The Honeys breaks away from gender norms and conformity, offering readers an inventive story about the abuse and expectations of women.
Mars heads back to his stifling and archaic summer camp in The Honeys to solve the mystery behind his sisters’ descent into madness, unraveling the camp’s dark secrets behind it.
The story starts with Caroline, Mars’ twin sister, saying that she loves him right before she attempts to kill him. Fighting for his life, he clings to her, even as she launches them over the railing, crashing into a chandelier, leading to her death.
They said cancer in her brain caused her to act in such a way. But Mars has other ideas. Mars believes that the prestigious Aspen Conservancy Summer Academy led to her death. Determined to figure it out, he makes his way back to the camp that once tried to burn him alive for being himself.

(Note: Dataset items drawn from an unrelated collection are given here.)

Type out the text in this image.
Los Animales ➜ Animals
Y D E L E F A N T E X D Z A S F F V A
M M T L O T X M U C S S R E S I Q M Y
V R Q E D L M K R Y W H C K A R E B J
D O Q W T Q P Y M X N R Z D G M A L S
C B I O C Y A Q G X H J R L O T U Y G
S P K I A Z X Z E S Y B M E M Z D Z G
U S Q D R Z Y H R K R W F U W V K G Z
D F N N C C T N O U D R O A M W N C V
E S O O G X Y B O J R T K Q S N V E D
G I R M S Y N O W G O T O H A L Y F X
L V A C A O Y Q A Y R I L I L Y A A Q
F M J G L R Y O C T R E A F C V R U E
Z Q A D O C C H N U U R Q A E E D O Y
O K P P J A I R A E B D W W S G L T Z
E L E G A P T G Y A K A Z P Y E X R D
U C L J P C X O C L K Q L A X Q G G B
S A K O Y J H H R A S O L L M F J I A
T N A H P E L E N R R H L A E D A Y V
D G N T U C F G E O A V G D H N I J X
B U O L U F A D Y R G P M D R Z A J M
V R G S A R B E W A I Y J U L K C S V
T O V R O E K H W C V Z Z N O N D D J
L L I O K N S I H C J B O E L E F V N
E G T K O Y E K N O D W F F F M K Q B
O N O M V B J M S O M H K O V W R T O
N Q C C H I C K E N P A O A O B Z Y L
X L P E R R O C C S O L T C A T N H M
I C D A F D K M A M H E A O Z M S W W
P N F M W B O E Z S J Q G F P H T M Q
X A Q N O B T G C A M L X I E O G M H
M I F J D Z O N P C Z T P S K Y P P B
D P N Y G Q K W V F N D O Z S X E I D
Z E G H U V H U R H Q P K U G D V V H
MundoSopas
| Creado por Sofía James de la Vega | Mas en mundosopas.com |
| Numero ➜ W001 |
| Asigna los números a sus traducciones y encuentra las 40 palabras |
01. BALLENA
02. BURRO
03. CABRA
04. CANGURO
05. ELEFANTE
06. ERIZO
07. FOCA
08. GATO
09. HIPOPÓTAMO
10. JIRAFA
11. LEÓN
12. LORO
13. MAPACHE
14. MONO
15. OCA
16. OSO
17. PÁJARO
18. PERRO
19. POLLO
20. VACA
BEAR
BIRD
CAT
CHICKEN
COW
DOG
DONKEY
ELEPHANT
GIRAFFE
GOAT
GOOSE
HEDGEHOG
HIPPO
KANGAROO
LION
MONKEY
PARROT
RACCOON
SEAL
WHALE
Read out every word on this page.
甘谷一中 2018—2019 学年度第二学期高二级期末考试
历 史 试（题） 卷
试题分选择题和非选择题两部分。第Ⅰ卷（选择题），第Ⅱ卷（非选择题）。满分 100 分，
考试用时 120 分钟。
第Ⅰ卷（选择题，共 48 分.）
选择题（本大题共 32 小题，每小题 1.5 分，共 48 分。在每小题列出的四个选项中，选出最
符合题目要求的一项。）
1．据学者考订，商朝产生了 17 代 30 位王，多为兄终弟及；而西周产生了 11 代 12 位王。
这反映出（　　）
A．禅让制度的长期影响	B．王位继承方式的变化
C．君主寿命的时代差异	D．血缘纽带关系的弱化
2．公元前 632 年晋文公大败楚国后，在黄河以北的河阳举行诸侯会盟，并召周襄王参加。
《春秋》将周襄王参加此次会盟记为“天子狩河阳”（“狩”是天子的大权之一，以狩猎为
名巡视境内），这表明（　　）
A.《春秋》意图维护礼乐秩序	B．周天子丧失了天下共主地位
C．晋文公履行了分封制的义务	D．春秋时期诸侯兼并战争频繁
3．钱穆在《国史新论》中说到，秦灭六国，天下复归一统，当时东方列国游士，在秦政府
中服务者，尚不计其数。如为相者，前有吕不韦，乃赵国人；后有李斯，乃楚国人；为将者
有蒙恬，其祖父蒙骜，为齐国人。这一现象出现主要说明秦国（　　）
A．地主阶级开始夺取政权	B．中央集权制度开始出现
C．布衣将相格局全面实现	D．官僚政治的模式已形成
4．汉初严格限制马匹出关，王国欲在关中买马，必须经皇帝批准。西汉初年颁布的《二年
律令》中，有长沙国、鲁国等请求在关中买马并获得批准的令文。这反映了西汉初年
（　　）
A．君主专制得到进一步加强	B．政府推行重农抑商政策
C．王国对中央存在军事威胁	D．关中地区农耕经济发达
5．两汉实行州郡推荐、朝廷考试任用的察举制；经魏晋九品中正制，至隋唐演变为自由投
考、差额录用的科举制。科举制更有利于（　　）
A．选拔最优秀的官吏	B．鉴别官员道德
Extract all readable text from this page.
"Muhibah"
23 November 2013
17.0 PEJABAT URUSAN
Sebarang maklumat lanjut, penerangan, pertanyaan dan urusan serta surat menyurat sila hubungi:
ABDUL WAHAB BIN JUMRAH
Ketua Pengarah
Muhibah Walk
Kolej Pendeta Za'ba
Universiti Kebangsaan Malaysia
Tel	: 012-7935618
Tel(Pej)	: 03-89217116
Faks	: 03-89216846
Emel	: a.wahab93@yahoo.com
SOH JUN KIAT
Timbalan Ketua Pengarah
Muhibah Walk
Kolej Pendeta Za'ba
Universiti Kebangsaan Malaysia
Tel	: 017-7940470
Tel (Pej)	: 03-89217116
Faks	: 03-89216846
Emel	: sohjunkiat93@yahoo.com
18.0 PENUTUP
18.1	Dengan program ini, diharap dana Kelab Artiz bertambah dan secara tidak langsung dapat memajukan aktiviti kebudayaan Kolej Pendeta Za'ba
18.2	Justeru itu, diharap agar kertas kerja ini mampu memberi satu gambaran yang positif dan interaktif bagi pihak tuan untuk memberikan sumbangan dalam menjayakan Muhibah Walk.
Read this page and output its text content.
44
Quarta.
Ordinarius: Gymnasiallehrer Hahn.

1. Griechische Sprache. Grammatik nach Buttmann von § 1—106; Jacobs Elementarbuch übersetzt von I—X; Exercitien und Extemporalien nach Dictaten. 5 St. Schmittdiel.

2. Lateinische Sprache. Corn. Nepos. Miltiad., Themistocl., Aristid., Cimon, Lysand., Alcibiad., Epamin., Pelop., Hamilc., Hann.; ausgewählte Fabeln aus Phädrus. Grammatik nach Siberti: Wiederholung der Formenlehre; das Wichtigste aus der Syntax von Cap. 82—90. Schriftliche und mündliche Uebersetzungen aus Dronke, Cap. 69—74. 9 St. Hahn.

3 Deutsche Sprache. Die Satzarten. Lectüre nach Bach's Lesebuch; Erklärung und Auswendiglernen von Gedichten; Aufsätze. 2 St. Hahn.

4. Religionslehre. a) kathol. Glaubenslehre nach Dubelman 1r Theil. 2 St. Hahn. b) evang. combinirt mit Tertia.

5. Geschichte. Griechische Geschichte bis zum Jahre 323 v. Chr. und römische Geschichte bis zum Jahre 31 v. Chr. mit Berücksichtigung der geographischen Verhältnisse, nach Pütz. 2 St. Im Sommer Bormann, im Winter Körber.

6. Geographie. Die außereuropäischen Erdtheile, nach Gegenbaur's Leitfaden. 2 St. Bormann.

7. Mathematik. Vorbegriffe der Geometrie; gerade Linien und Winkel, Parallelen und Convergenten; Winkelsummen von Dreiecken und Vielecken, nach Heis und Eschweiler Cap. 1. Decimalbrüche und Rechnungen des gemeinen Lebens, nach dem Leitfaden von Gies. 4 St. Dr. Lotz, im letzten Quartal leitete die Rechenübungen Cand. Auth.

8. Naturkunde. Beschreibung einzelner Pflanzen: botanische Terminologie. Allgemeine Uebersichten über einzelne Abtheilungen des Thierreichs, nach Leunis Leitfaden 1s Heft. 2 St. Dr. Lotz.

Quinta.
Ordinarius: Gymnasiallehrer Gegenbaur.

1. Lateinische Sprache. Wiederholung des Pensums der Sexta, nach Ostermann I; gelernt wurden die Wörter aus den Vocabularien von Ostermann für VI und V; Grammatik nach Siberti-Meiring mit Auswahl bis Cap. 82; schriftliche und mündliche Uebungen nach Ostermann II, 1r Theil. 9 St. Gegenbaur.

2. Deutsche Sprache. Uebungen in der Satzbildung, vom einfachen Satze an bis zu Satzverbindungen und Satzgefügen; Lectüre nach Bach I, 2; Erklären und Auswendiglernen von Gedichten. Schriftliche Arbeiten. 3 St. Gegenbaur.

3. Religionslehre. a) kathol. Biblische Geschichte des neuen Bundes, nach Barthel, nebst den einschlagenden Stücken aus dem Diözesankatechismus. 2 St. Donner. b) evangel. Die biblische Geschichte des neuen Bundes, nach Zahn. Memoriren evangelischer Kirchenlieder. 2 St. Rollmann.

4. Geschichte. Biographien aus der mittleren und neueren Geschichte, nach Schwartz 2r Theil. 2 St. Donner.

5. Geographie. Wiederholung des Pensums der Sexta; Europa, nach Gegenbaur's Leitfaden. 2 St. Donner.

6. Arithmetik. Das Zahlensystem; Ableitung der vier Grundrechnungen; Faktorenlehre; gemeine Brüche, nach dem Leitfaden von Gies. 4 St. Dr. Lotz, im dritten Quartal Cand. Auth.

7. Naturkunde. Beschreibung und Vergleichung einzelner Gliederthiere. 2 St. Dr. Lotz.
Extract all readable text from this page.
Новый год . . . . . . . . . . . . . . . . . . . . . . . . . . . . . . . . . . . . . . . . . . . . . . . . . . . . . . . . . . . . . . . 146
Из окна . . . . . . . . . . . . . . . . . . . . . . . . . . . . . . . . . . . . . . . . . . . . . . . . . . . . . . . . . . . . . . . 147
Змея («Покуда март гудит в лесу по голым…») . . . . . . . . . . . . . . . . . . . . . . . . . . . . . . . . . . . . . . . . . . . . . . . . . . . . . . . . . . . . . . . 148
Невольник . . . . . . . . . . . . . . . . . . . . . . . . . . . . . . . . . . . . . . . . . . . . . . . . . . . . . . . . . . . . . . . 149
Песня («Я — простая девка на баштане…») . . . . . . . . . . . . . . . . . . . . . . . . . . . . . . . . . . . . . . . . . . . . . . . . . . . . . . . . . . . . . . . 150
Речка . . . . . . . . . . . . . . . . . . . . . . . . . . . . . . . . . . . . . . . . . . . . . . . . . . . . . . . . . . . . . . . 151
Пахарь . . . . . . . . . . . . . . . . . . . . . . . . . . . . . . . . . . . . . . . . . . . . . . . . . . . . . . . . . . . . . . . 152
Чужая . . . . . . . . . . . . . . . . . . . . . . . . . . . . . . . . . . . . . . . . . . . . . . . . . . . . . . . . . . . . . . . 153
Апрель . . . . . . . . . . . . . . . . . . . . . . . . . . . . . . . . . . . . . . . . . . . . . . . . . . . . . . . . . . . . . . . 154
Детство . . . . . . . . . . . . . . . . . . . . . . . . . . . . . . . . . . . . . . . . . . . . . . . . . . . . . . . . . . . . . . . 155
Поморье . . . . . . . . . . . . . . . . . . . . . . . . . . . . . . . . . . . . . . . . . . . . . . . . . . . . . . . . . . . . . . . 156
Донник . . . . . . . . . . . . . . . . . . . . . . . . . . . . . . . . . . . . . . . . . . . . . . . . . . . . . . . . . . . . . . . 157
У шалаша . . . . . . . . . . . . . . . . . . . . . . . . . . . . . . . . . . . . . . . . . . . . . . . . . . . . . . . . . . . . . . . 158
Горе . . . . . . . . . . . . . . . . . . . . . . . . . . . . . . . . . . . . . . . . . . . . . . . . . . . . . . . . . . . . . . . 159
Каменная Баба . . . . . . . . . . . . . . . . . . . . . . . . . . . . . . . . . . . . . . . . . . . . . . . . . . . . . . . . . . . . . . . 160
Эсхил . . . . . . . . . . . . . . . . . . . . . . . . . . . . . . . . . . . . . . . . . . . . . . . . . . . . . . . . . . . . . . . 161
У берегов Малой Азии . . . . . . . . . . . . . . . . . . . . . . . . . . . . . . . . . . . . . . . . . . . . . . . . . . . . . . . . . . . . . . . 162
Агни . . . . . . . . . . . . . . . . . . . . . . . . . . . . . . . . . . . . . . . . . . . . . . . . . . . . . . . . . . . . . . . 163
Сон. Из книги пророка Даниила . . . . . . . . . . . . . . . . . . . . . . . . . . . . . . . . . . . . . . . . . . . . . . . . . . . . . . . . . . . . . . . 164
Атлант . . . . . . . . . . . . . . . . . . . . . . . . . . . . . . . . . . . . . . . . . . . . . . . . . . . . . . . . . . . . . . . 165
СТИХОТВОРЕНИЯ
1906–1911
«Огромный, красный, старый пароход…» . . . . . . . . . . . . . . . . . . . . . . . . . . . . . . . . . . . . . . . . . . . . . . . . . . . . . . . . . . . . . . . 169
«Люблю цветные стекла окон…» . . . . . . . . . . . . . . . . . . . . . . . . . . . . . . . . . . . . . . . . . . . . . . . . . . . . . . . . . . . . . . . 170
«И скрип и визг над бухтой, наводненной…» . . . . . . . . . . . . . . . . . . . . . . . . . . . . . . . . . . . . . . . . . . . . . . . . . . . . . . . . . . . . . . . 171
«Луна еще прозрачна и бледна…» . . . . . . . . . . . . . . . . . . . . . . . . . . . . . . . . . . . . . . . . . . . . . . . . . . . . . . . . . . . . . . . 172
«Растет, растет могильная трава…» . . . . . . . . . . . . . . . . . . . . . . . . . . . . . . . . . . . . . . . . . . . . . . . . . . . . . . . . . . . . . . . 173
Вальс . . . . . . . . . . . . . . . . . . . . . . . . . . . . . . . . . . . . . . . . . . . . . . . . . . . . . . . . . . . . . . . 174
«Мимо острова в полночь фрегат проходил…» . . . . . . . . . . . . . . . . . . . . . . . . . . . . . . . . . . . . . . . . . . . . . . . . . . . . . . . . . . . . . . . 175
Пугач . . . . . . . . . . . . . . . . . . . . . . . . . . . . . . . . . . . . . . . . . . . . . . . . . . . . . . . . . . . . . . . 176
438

Mars is genderfluid, breaking away from the predetermined and socially imposed gender roles. He does his nails and wears sandals and crop tops. They are unapologetically themselves.
And I loved that.
Through Mars, the story is breaking apart those gender roles that put women in one position and men in other. Roles that pigeonhole people to unhappiness. There is a lot of thoughtfulness in the story as it begins with Mars remaking himself to be the macho male in the story to solve his sister’s murder. But, even she had a role to fill that was slowly killing her. The Honeys, the group of girls who tend to the bees, also have a role to fill that threatens to break them and kill them.
It is exciting to see Mars develop as a character and see La Sala break up from conformity and focus on building their personal identity.
Much like with the cover, The Honeys is quite trippy. La Sala captures the eerie atmosphere and unsettling sense that something is wrong with the Aspen Conservancy Summer Academy. The woods have a powerful dark secret lurking within them, controlled by the Honeys.
Admittedly, there were times when the story’s pacing moved too quickly, allowing the readers to get lost. In addition, the transitions from scene to scene were not always clear as the story approached its ending. Sometimes it is unclear who we are supposed to be following or what is happening in a particular scene, forcing the reader to re-read pages.
The speed at which the reader must read the story is slower than the plot’s lighting pace.
The Honeys is certainly a trippy novel. Bending the social norms, it criticizes and highlights the unfairness of conformity while developing an unsettling and thought-provoking story.